Just a point of clarification: while the PyPA is a fiscal sponsoree of the PSF, and the PSF does exert some oversight on how funds are used, this is mostly from an accounting/compliance perspective. The sponsorees have a high degree of autonomy in determining how they use their funds, and the PSF board does not vote on individual proposals to do so.

Currently I think this responsibility should lie on PyPA-committers, and post-PEP 609 it should be the council. However, I think the same conflicts of interest remain here regardless, so @ichard26 the proposed amendment to the PEP should probably address this (i.e., by requiring potential recipients of funding to abstain from the vote).

6 Likes

Agreed! While other committers of the project(s) seeking funding must support the proposal, they should be excluded from the PyPA-committer vote as it would be a conflict of interest. I will update this in a future revision which will come tomorrow or Wednesday, once there has been some time for more discussion.

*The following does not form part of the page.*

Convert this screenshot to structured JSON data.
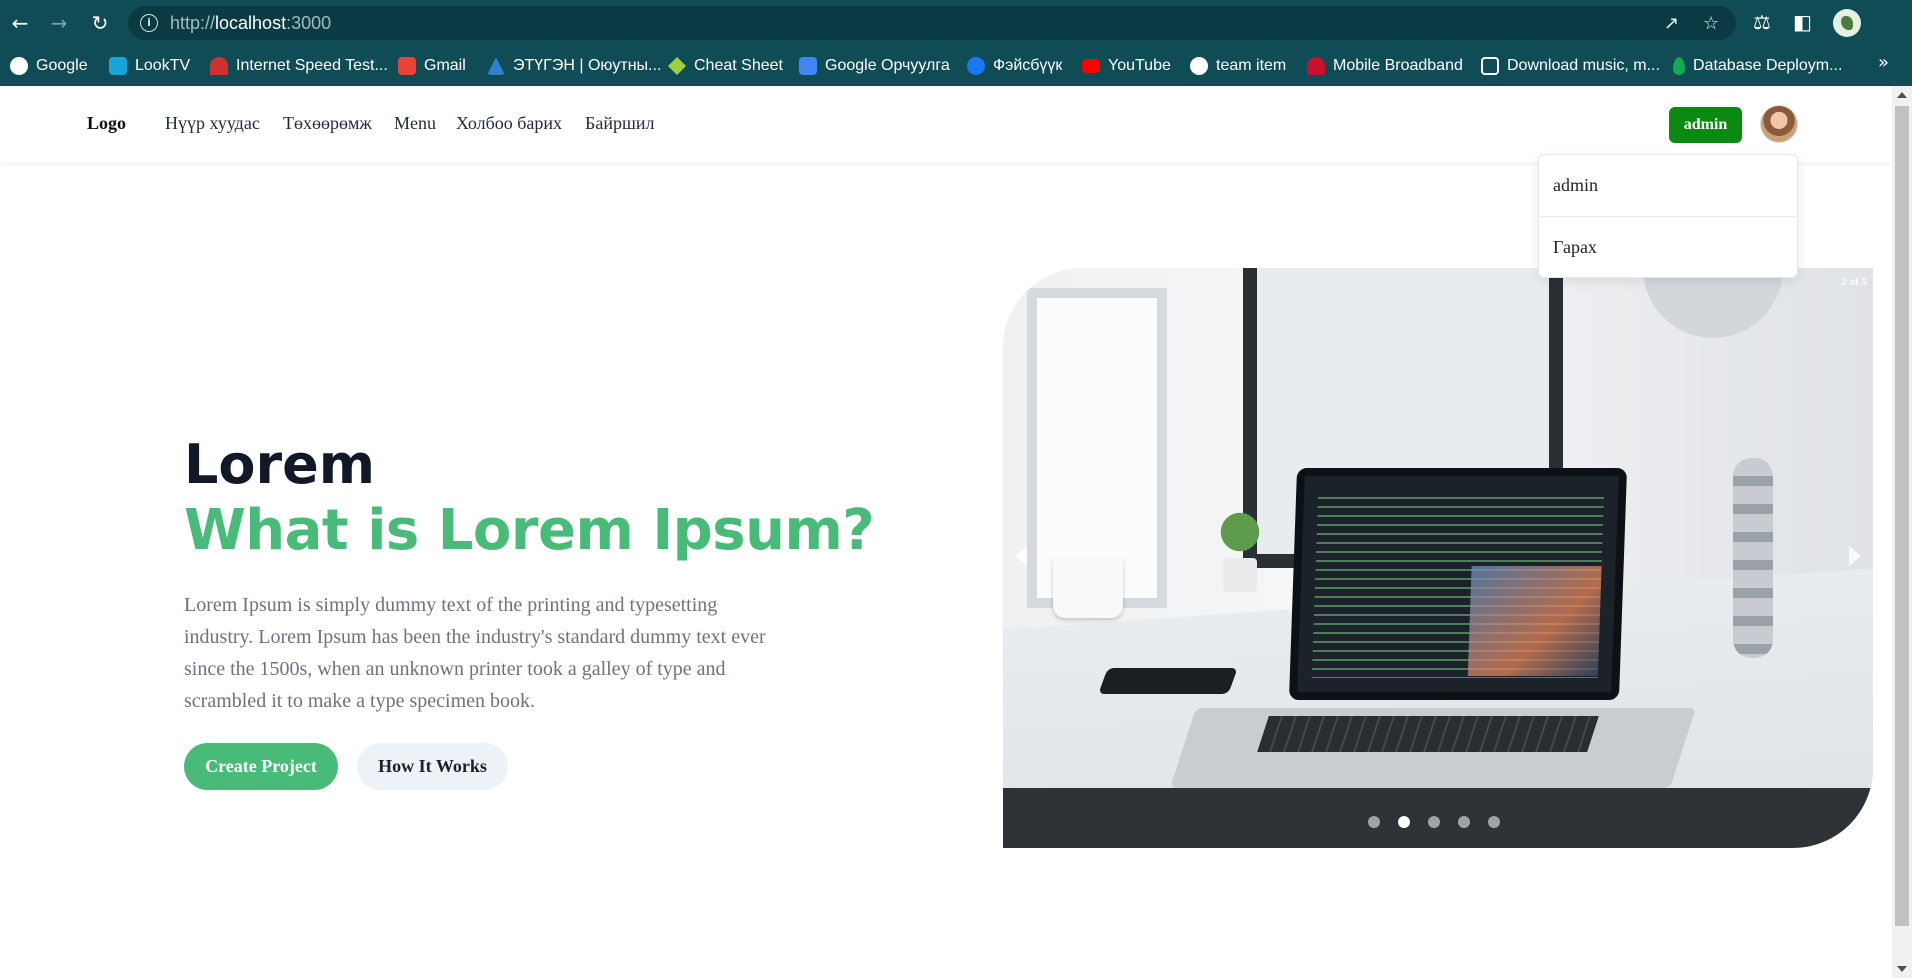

Edit: or do we want just to exclude recipients of funding? Like if a project desires to contract a non-PyPA member, should the project committers be able to vote? I feel like if a funding proposal is being brought forward by a project, the project team should already have consensus approving the proposal, thus they don’t need to included in the vote. Including them would unfairly tip the vote in the project’s favour, which is undesirable since the consequence is ultimately PyPA-wide as it’d be drawing from the PyPA’s funds as a collective.

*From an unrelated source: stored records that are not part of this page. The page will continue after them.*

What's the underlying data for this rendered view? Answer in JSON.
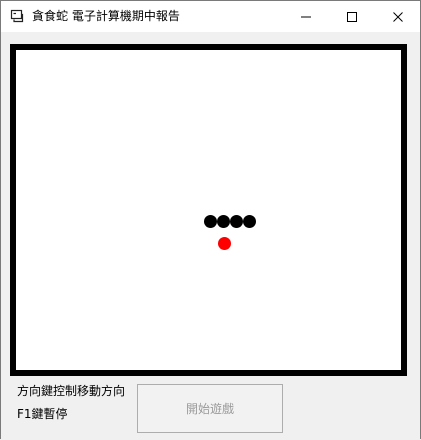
{
  "window": {
    "title": "貪食蛇 電子計算機期中報告",
    "icon": "app-window-icon",
    "controls": {
      "minimize_icon": "minimize-icon",
      "maximize_icon": "maximize-icon",
      "close_icon": "close-icon"
    }
  },
  "game": {
    "snake_color": "#000000",
    "food_color": "#ff0000",
    "board_border_color": "#000000"
  },
  "instructions": {
    "line1": "方向鍵控制移動方向",
    "line2": "F1鍵暫停"
  },
  "actions": {
    "start_button": "開始遊戲",
    "start_button_enabled": false
  }
}
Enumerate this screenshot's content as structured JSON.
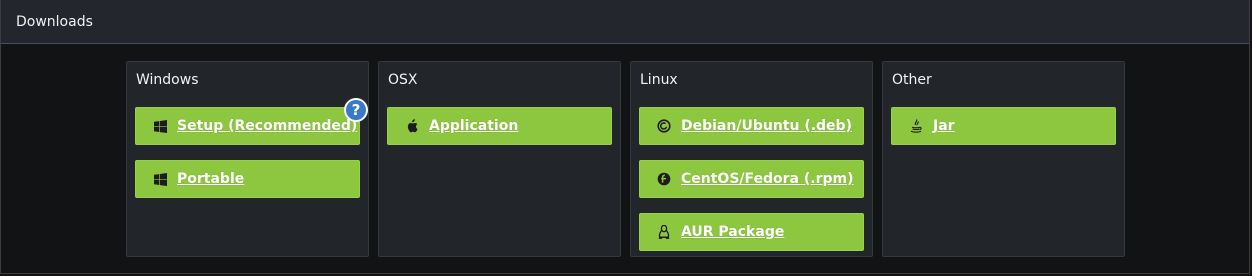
{
  "header": {
    "title": "Downloads"
  },
  "colors": {
    "button": "#8dc63f",
    "panel": "#22252a",
    "help": "#3a78c9"
  },
  "columns": [
    {
      "title": "Windows",
      "buttons": [
        {
          "label": "Setup (Recommended)",
          "icon": "windows-icon",
          "help": "?"
        },
        {
          "label": "Portable",
          "icon": "windows-icon"
        }
      ]
    },
    {
      "title": "OSX",
      "buttons": [
        {
          "label": "Application",
          "icon": "apple-icon"
        }
      ]
    },
    {
      "title": "Linux",
      "buttons": [
        {
          "label": "Debian/Ubuntu (.deb)",
          "icon": "debian-icon"
        },
        {
          "label": "CentOS/Fedora (.rpm)",
          "icon": "fedora-icon"
        },
        {
          "label": "AUR Package",
          "icon": "linux-icon"
        }
      ]
    },
    {
      "title": "Other",
      "buttons": [
        {
          "label": "Jar",
          "icon": "java-icon"
        }
      ]
    }
  ]
}
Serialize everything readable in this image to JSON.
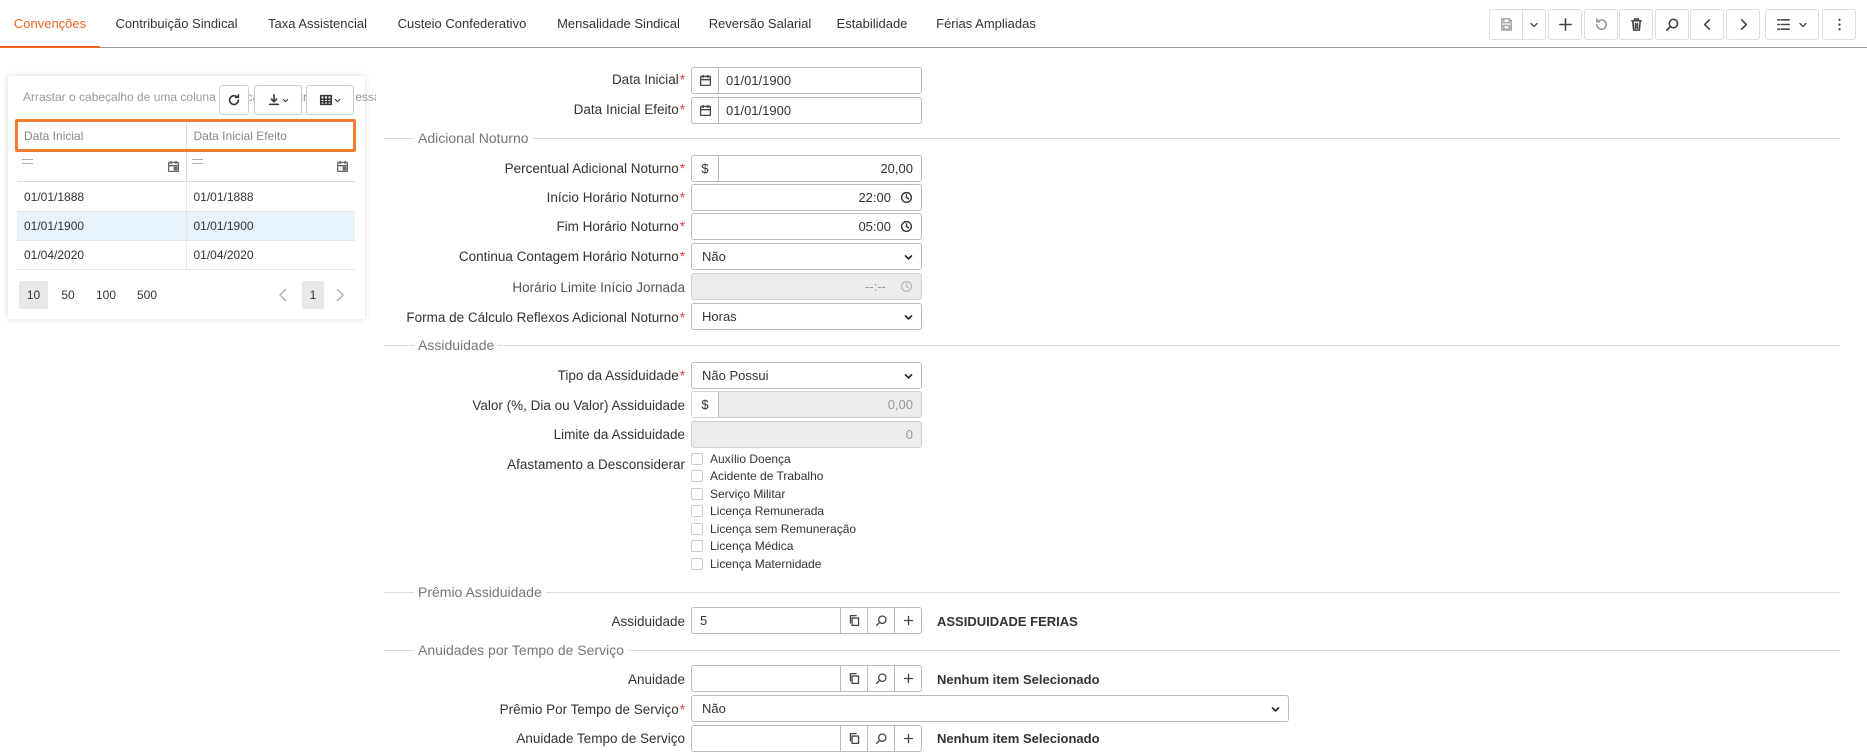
{
  "tabs": [
    "Convenções",
    "Contribuição Sindical",
    "Taxa Assistencial",
    "Custeio Confederativo",
    "Mensalidade Sindical",
    "Reversão Salarial",
    "Estabilidade",
    "Férias Ampliadas"
  ],
  "accent_color": "#f26522",
  "toolbar_icons": [
    "save-icon",
    "chevron-down-icon",
    "plus-icon",
    "undo-icon",
    "trash-icon",
    "search-icon",
    "chevron-left-icon",
    "chevron-right-icon",
    "list-icon",
    "chevron-down-icon",
    "more-vertical-icon"
  ],
  "grid": {
    "drag_hint": "Arrastar o cabeçalho de uma coluna para cá para agrupar por essa coluna",
    "columns": [
      "Data Inicial",
      "Data Inicial Efeito"
    ],
    "rows": [
      [
        "01/01/1888",
        "01/01/1888"
      ],
      [
        "01/01/1900",
        "01/01/1900"
      ],
      [
        "01/04/2020",
        "01/04/2020"
      ]
    ],
    "selected_row": 1,
    "page_sizes": [
      "10",
      "50",
      "100",
      "500"
    ],
    "current_page": "1"
  },
  "form": {
    "data_inicial": {
      "label": "Data Inicial",
      "value": "01/01/1900"
    },
    "data_inicial_efeito": {
      "label": "Data Inicial Efeito",
      "value": "01/01/1900"
    },
    "sec_adicional_noturno": "Adicional Noturno",
    "percentual": {
      "label": "Percentual Adicional Noturno",
      "prefix": "$",
      "value": "20,00"
    },
    "inicio_horario": {
      "label": "Início Horário Noturno",
      "value": "22:00"
    },
    "fim_horario": {
      "label": "Fim Horário Noturno",
      "value": "05:00"
    },
    "continua_contagem": {
      "label": "Continua Contagem Horário Noturno",
      "value": "Não"
    },
    "horario_limite": {
      "label": "Horário Limite Início Jornada",
      "value": "--:--"
    },
    "forma_calculo": {
      "label": "Forma de Cálculo Reflexos Adicional Noturno",
      "value": "Horas"
    },
    "sec_assiduidade": "Assiduidade",
    "tipo_assiduidade": {
      "label": "Tipo da Assiduidade",
      "value": "Não Possui"
    },
    "valor_assiduidade": {
      "label": "Valor (%, Dia ou Valor) Assiduidade",
      "prefix": "$",
      "value": "0,00"
    },
    "limite_assiduidade": {
      "label": "Limite da Assiduidade",
      "value": "0"
    },
    "afastamento": {
      "label": "Afastamento a Desconsiderar",
      "options": [
        "Auxílio Doença",
        "Acidente de Trabalho",
        "Serviço Militar",
        "Licença Remunerada",
        "Licença sem Remuneração",
        "Licença Médica",
        "Licença Maternidade"
      ]
    },
    "sec_premio_assiduidade": "Prêmio Assiduidade",
    "assiduidade": {
      "label": "Assiduidade",
      "value": "5",
      "desc": "ASSIDUIDADE FERIAS"
    },
    "sec_anuidades": "Anuidades por Tempo de Serviço",
    "anuidade": {
      "label": "Anuidade",
      "value": "",
      "desc": "Nenhum item Selecionado"
    },
    "premio_tempo": {
      "label": "Prêmio Por Tempo de Serviço",
      "value": "Não"
    },
    "anuidade_tempo": {
      "label": "Anuidade Tempo de Serviço",
      "value": "",
      "desc": "Nenhum item Selecionado"
    }
  }
}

Thinking about it some more, we may want to add language stating that if any relevant project committers oppose the funding proposal, then the proposal shall automatically fail and may not be voted on

1 Like

For the record, Dustin has reached out to the PSF folks to ask whether PyPA’s financial statements can be shared freely to the public. If they give me the go-ahead, I’ll provide an update on PyPA’s financials. However, I will note that when I last talked to the PSF, they were behind on the PyPA books, so the latest numbers will likely be from early 2025.

Another update, PEP 772 has been approved by the PSF Board. The next step is a PyPA vote.

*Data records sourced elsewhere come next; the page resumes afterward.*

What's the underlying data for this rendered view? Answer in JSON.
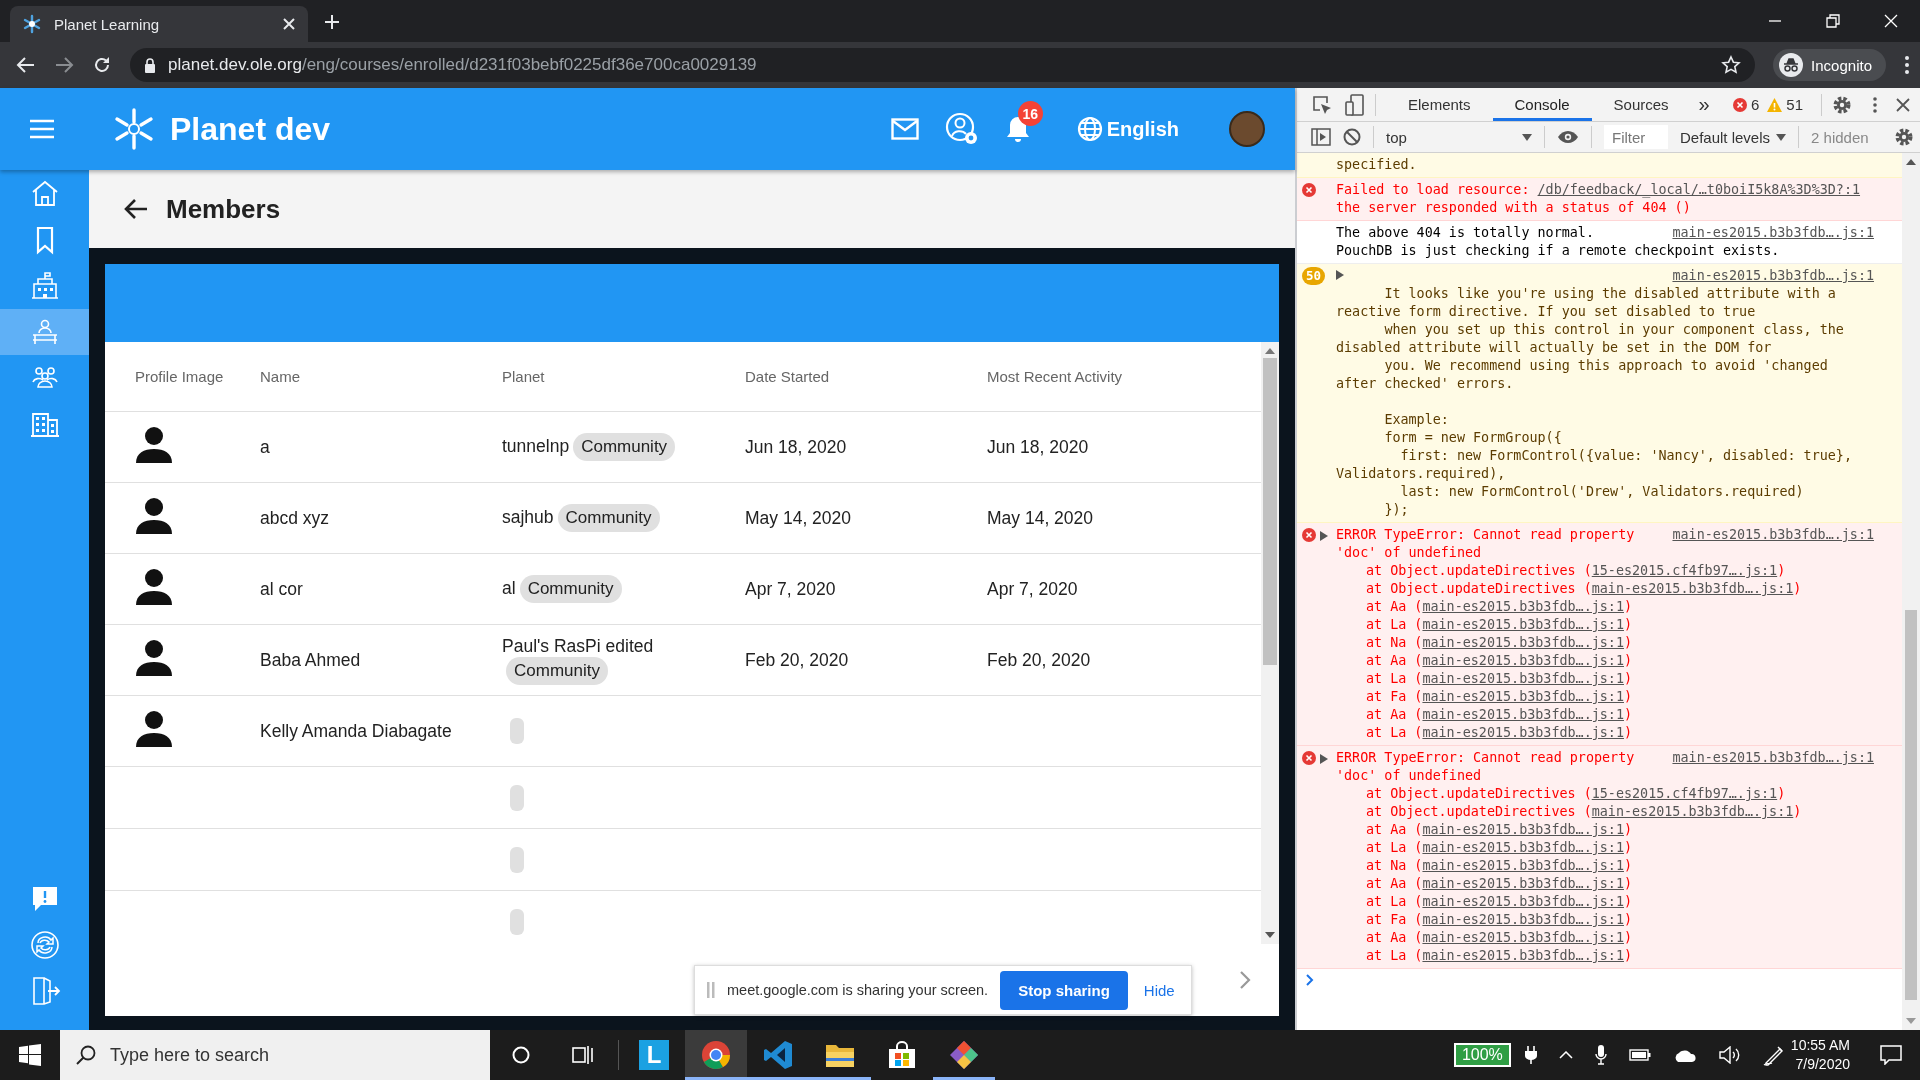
{
  "browser": {
    "tab_title": "Planet Learning",
    "url_host": "planet.dev.ole.org",
    "url_path": "/eng/courses/enrolled/d231f03bebf0225df36e700ca0029139",
    "profile_label": "Incognito"
  },
  "app": {
    "brand": "Planet dev",
    "notification_count": "16",
    "language": "English",
    "sidebar": [
      {
        "kind": "home",
        "selected": false
      },
      {
        "kind": "bookmark",
        "selected": false
      },
      {
        "kind": "school",
        "selected": false
      },
      {
        "kind": "course",
        "selected": true
      },
      {
        "kind": "team",
        "selected": false
      },
      {
        "kind": "office",
        "selected": false
      }
    ],
    "sidebar_bottom": [
      {
        "kind": "feedback"
      },
      {
        "kind": "sync"
      },
      {
        "kind": "logout"
      }
    ],
    "page_title": "Members",
    "table": {
      "columns": [
        "Profile Image",
        "Name",
        "Planet",
        "Date Started",
        "Most Recent Activity"
      ],
      "rows": [
        {
          "kind": "member",
          "name": "a",
          "planet": "tunnelnp",
          "planet_tag": "Community",
          "date_started": "Jun 18, 2020",
          "recent_activity": "Jun 18, 2020"
        },
        {
          "kind": "member",
          "name": "abcd xyz",
          "planet": "sajhub",
          "planet_tag": "Community",
          "date_started": "May 14, 2020",
          "recent_activity": "May 14, 2020"
        },
        {
          "kind": "member",
          "name": "al cor",
          "planet": "al",
          "planet_tag": "Community",
          "date_started": "Apr 7, 2020",
          "recent_activity": "Apr 7, 2020"
        },
        {
          "kind": "member",
          "name": "Baba Ahmed",
          "planet": "Paul's RasPi edited",
          "planet_tag": "Community",
          "date_started": "Feb 20, 2020",
          "recent_activity": "Feb 20, 2020"
        },
        {
          "kind": "member",
          "name": "Kelly Amanda Diabagate"
        },
        {
          "kind": "empty"
        },
        {
          "kind": "empty"
        },
        {
          "kind": "empty"
        }
      ]
    },
    "share_bar": {
      "message": "meet.google.com is sharing your screen.",
      "stop_button": "Stop sharing",
      "hide_button": "Hide"
    }
  },
  "devtools": {
    "tabs": [
      {
        "label": "Elements",
        "selected": false
      },
      {
        "label": "Console",
        "selected": true
      },
      {
        "label": "Sources",
        "selected": false
      }
    ],
    "overflow": "»",
    "error_count": "6",
    "warning_count": "51",
    "context": "top",
    "filter_placeholder": "Filter",
    "levels": "Default levels",
    "hidden_count": "2 hidden",
    "messages": [
      {
        "kind": "continuation",
        "text": "specified."
      },
      {
        "kind": "resource_error",
        "text": "Failed to load resource:",
        "link": "/db/feedback/_local/…t0boiI5k8A%3D%3D?:1",
        "detail": "the server responded with a status of 404 ()"
      },
      {
        "kind": "info",
        "link": "main-es2015.b3b3fdb….js:1",
        "lines": [
          "The above 404 is totally normal.",
          "PouchDB is just checking if a remote checkpoint exists."
        ]
      },
      {
        "kind": "warning",
        "count": "50",
        "link": "main-es2015.b3b3fdb….js:1",
        "text": "      It looks like you're using the disabled attribute with a reactive form directive. If you set disabled to true\n      when you set up this control in your component class, the disabled attribute will actually be set in the DOM for\n      you. We recommend using this approach to avoid 'changed after checked' errors.\n\n      Example:\n      form = new FormGroup({\n        first: new FormControl({value: 'Nancy', disabled: true}, Validators.required),\n        last: new FormControl('Drew', Validators.required)\n      });"
      },
      {
        "kind": "error",
        "lines": [
          "ERROR TypeError: Cannot read property",
          "'doc' of undefined"
        ],
        "link": "main-es2015.b3b3fdb….js:1",
        "frames": [
          {
            "call": "at Object.updateDirectives (",
            "link": "15-es2015.cf4fb97….js:1",
            "after": ")"
          },
          {
            "call": "at Object.updateDirectives (",
            "link": "main-es2015.b3b3fdb….js:1",
            "after": ")"
          },
          {
            "call": "at Aa (",
            "link": "main-es2015.b3b3fdb….js:1",
            "after": ")"
          },
          {
            "call": "at La (",
            "link": "main-es2015.b3b3fdb….js:1",
            "after": ")"
          },
          {
            "call": "at Na (",
            "link": "main-es2015.b3b3fdb….js:1",
            "after": ")"
          },
          {
            "call": "at Aa (",
            "link": "main-es2015.b3b3fdb….js:1",
            "after": ")"
          },
          {
            "call": "at La (",
            "link": "main-es2015.b3b3fdb….js:1",
            "after": ")"
          },
          {
            "call": "at Fa (",
            "link": "main-es2015.b3b3fdb….js:1",
            "after": ")"
          },
          {
            "call": "at Aa (",
            "link": "main-es2015.b3b3fdb….js:1",
            "after": ")"
          },
          {
            "call": "at La (",
            "link": "main-es2015.b3b3fdb….js:1",
            "after": ")"
          }
        ]
      },
      {
        "kind": "error",
        "lines": [
          "ERROR TypeError: Cannot read property",
          "'doc' of undefined"
        ],
        "link": "main-es2015.b3b3fdb….js:1",
        "frames": [
          {
            "call": "at Object.updateDirectives (",
            "link": "15-es2015.cf4fb97….js:1",
            "after": ")"
          },
          {
            "call": "at Object.updateDirectives (",
            "link": "main-es2015.b3b3fdb….js:1",
            "after": ")"
          },
          {
            "call": "at Aa (",
            "link": "main-es2015.b3b3fdb….js:1",
            "after": ")"
          },
          {
            "call": "at La (",
            "link": "main-es2015.b3b3fdb….js:1",
            "after": ")"
          },
          {
            "call": "at Na (",
            "link": "main-es2015.b3b3fdb….js:1",
            "after": ")"
          },
          {
            "call": "at Aa (",
            "link": "main-es2015.b3b3fdb….js:1",
            "after": ")"
          },
          {
            "call": "at La (",
            "link": "main-es2015.b3b3fdb….js:1",
            "after": ")"
          },
          {
            "call": "at Fa (",
            "link": "main-es2015.b3b3fdb….js:1",
            "after": ")"
          },
          {
            "call": "at Aa (",
            "link": "main-es2015.b3b3fdb….js:1",
            "after": ")"
          },
          {
            "call": "at La (",
            "link": "main-es2015.b3b3fdb….js:1",
            "after": ")"
          }
        ]
      }
    ]
  },
  "taskbar": {
    "search_placeholder": "Type here to search",
    "apps": [
      {
        "kind": "letter",
        "label": "L",
        "running": false,
        "selected": false
      },
      {
        "kind": "browser",
        "running": true,
        "selected": true
      },
      {
        "kind": "editor",
        "running": true,
        "selected": false
      },
      {
        "kind": "folder",
        "running": true,
        "selected": false
      },
      {
        "kind": "store",
        "running": false,
        "selected": false
      },
      {
        "kind": "git",
        "running": true,
        "selected": false
      }
    ],
    "battery": "100%",
    "time": "10:55 AM",
    "date": "7/9/2020"
  }
}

So, assuming that PEP 772 doesn’t get derailed again, it seems probable it will achieve final approval in the same timeframe of our draft pip proposal.

As Paul has mentioned earlier, waiting for the inaugural Packaging Council to be elected and establish working agreements with the PyPA will render pip’s proposal infeasible due to scheduling. The current text of PEP 772 purposefully excludes any specific language indicating the governance or technical relationship between the Packaging Council and the PyPA. This is particularly problematic since once approved, it will supersede PEP 609, leaving us in a temporary state without any process to vote on any PyPA-level activity, including any funding votes.[1]

This leaves this proposal in an awkward state. I would like to push this forward for pip’s sake, but I will admit that spending money while our governance may or may not be changing is a bit sketchy.

I would propose an alternative solution of doing an one-off PyPA committer vote to approve funding for pip’s specific proposal, but this is strictly prohibited by the current language of PEP 609, so this is not an option, unfortunately.

Any thoughts? Would people be comfortable with this amendment with the understanding that it will likely be only invoked once for pip’s proposal? I’d like to make this happen, but the timing is awkward.


  1. In practice, it’s possible that PEP 609 procedures (e.g., approving the addition of a project to the PyPA organisation) will be followed in the weird transition timeframe between PEP 772 final approval and the adoption of formal working procedures between the PC and the PyPA, but I’m honestly not sure. ↩︎

1 Like

+1 from me, my tidelift for flit contribution goes to PyPA – for both the project and pep amendment.

I would suggest leaving the door open to appoint a small group of trustees any whom can validate usage of funds under a certain small amount (say $500 USD one time expense, $20/monthly expense) unless it’s for their own work. This could be useful for something like paying for extra GitHub action, or any other tools that might be useful on a case by cases basis.